YOU SHOULD CHECK WITH YOUR LEGAL ADVISOR AND WITH OTHER MORTGAGE LIEN HOLDERS AS TO WHETHER ANY PRIOR LIENS CONTAIN ACCELERATION CLAUSES WHICH WOULD BE ACTIVATED BY A JUNIOR ENCUMBRANCE.

(d)  With regard to the electronic transmission of disclosures, a hard-copy of such disclosure shall be mailed to each applicant who indicates that he or she does not have the computer capacity to down-load and print such disclosure. In those instances in which a hard copy of the disclosure is not mailed to the applicant, the lender must be able to demonstrate that information was obtained as to the applicant’s computer capacity to down-load and print such disclosure.

Section 80.5 is amended to read as follows:

§ 80.5 Notification. (a) At least 30 but not more than 120 days prior to a payment adjustment and at least 90 but not more than 120 days prior to the expected maturity of a balloon-payment mortgage, a lender shall provide the borrower with notice in writing or, where the borrower has consented in advance, via electronic media of the adjustment or of maturity. However, where the loan contract provides that changes in the interest rate shall occur more frequently than changes in the payment, the lender need not notify the borrower of changes in the rate, nor of changes in the loan balance or term resulting from a rate change, until notice of a payment adjustment is given.

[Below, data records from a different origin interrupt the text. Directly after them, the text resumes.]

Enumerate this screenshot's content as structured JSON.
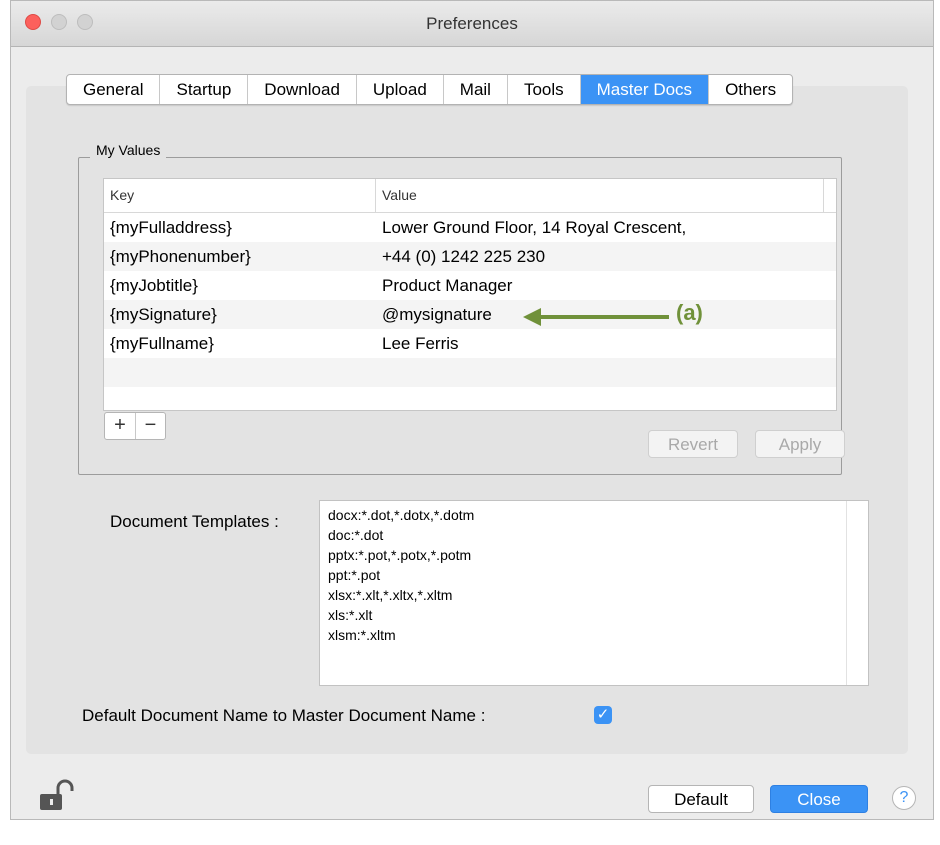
{
  "window": {
    "title": "Preferences"
  },
  "tabs": [
    {
      "label": "General"
    },
    {
      "label": "Startup"
    },
    {
      "label": "Download"
    },
    {
      "label": "Upload"
    },
    {
      "label": "Mail"
    },
    {
      "label": "Tools"
    },
    {
      "label": "Master Docs",
      "active": true
    },
    {
      "label": "Others"
    }
  ],
  "my_values": {
    "group_label": "My Values",
    "columns": {
      "key": "Key",
      "value": "Value"
    },
    "rows": [
      {
        "key": "{myFulladdress}",
        "value": "Lower Ground Floor, 14 Royal Crescent,"
      },
      {
        "key": "{myPhonenumber}",
        "value": "+44 (0) 1242 225 230"
      },
      {
        "key": "{myJobtitle}",
        "value": "Product Manager"
      },
      {
        "key": "{mySignature}",
        "value": "@mysignature"
      },
      {
        "key": "{myFullname}",
        "value": "Lee Ferris"
      }
    ],
    "add_label": "+",
    "remove_label": "−",
    "revert_label": "Revert",
    "apply_label": "Apply"
  },
  "annotation": {
    "label": "(a)",
    "color": "#70913a"
  },
  "document_templates": {
    "label": "Document Templates :",
    "lines": [
      "docx:*.dot,*.dotx,*.dotm",
      "doc:*.dot",
      "pptx:*.pot,*.potx,*.potm",
      "ppt:*.pot",
      "xlsx:*.xlt,*.xltx,*.xltm",
      "xls:*.xlt",
      "xlsm:*.xltm"
    ]
  },
  "default_name": {
    "label": "Default Document Name to Master Document Name :",
    "checked": true
  },
  "footer": {
    "default_label": "Default",
    "close_label": "Close",
    "help_label": "?"
  },
  "colors": {
    "accent": "#3b93f5",
    "traffic_close": "#fc605c"
  },
  "icons": {
    "lock": "unlock-icon",
    "help": "help-icon",
    "check": "checkmark-icon"
  }
}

(For purposes of notification, either in writing or, where the borrower has consented in advance, via electronic media, a payment adjustment is considered to occur as of the date of the interest-rate change immediately preceding the due date of the adjusted payment.) In addition, where the loan contract sets out a schedule of payment adjustments, notice need not be given of payment changes made pursuant to that schedule.

(b) In the case of a revolving credit line secured by a junior mortgage, written or, where the borrower has consented in advance, electronic notification of payment changes need only be given at the time the adjusted payment is due.

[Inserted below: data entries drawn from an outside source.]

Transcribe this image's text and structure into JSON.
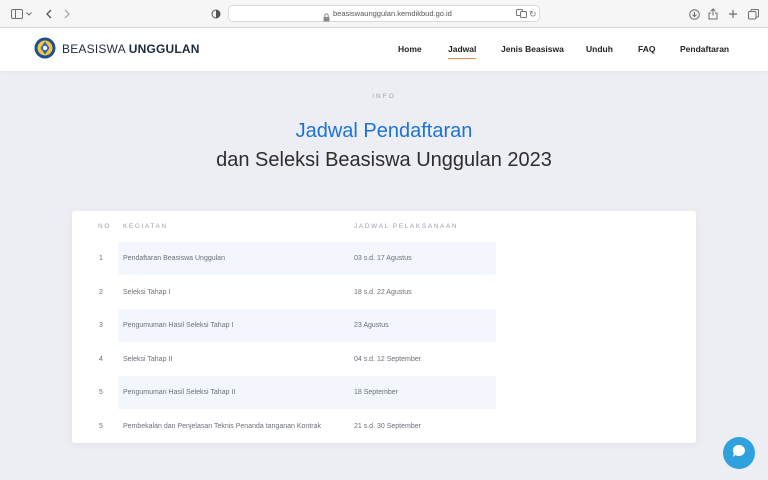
{
  "browser": {
    "url": "beasiswaunggulan.kemdikbud.go.id",
    "icons": [
      "sidebar-icon",
      "chevron-down-icon",
      "back-icon",
      "forward-icon",
      "shield-icon",
      "lock-icon",
      "translate-icon",
      "reload-icon",
      "download-icon",
      "share-icon",
      "plus-icon",
      "tabs-icon"
    ]
  },
  "nav": {
    "brand_light": "BEASISWA",
    "brand_bold": "UNGGULAN",
    "items": [
      {
        "label": "Home",
        "active": false
      },
      {
        "label": "Jadwal",
        "active": true
      },
      {
        "label": "Jenis Beasiswa",
        "active": false
      },
      {
        "label": "Unduh",
        "active": false
      },
      {
        "label": "FAQ",
        "active": false
      },
      {
        "label": "Pendaftaran",
        "active": false
      }
    ],
    "accent": "#e58a4d"
  },
  "hero": {
    "eyebrow": "INFO",
    "title": "Jadwal Pendaftaran",
    "subtitle": "dan Seleksi Beasiswa Unggulan 2023",
    "title_color": "#1a73d9"
  },
  "table": {
    "headers": {
      "no": "NO",
      "kegiatan": "KEGIATAN",
      "jadwal": "JADWAL PELAKSANAAN"
    },
    "rows": [
      {
        "no": "1",
        "kegiatan": "Pendaftaran Beasiswa Unggulan",
        "jadwal": "03 s.d. 17 Agustus"
      },
      {
        "no": "2",
        "kegiatan": "Seleksi Tahap I",
        "jadwal": "18 s.d. 22 Agustus"
      },
      {
        "no": "3",
        "kegiatan": "Pengumuman Hasil Seleksi Tahap I",
        "jadwal": "23 Agustus"
      },
      {
        "no": "4",
        "kegiatan": "Seleksi Tahap II",
        "jadwal": "04 s.d. 12 September"
      },
      {
        "no": "5",
        "kegiatan": "Pengumuman Hasil Seleksi Tahap II",
        "jadwal": "18 September"
      },
      {
        "no": "5",
        "kegiatan": "Pembekalan dan Penjelasan Teknis Penanda tanganan Kontrak",
        "jadwal": "21 s.d. 30 September"
      }
    ],
    "band_color": "#f3f7fd"
  },
  "chat": {
    "icon": "chat-icon",
    "color": "#2ea1de"
  }
}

(c) With regard to the electronic transmission of notices, a hard-copy of such notice shall be mailed to each applicant who indicates that he or she does not have the computer capacity to down-load and print such notice. In those instances in which a hard copy of the notice is not mailed to the applicant, the lender must be able to demonstrate that information was obtained as to the applicant’s computer capacity to down-load and print such notice. 

Subdivision (r) of Section 8 of Part 80 is amended to read as follows:

(r) an application fee and/or processing fee each in an amount reasonably related to the services to be performed on behalf of the applicant, which fee shall not be figured as a percentage of the principal amount of the loan, credit line or amount financed; 

Paragraph (5) of subdivision (c) of section 80.11 is amended to read as follows:

(5) Whether the loan is offered for one term or two terms, [processing] fees and points may be taken only once at the inception of the loan, and the borrower may not be charged more than three points at that time. For purposes of this section:

(i) [Processing fees means an amount] Permissible fees are limited to a property appraisal fee and the fees and expenses for obtaining a credit history of the applicant[, in an amount reasonably approximating the actual costs to the lender in obtaining such information]. Any amount collected in excess of the actual cost of the credit report fee and property appraisal fee must be returned at or prior to closing.

(ii) A point is [a charge, in the case of each point, of] one percent of the principal amount of the loan, which may be charged only at the time of closing of the bridge loan.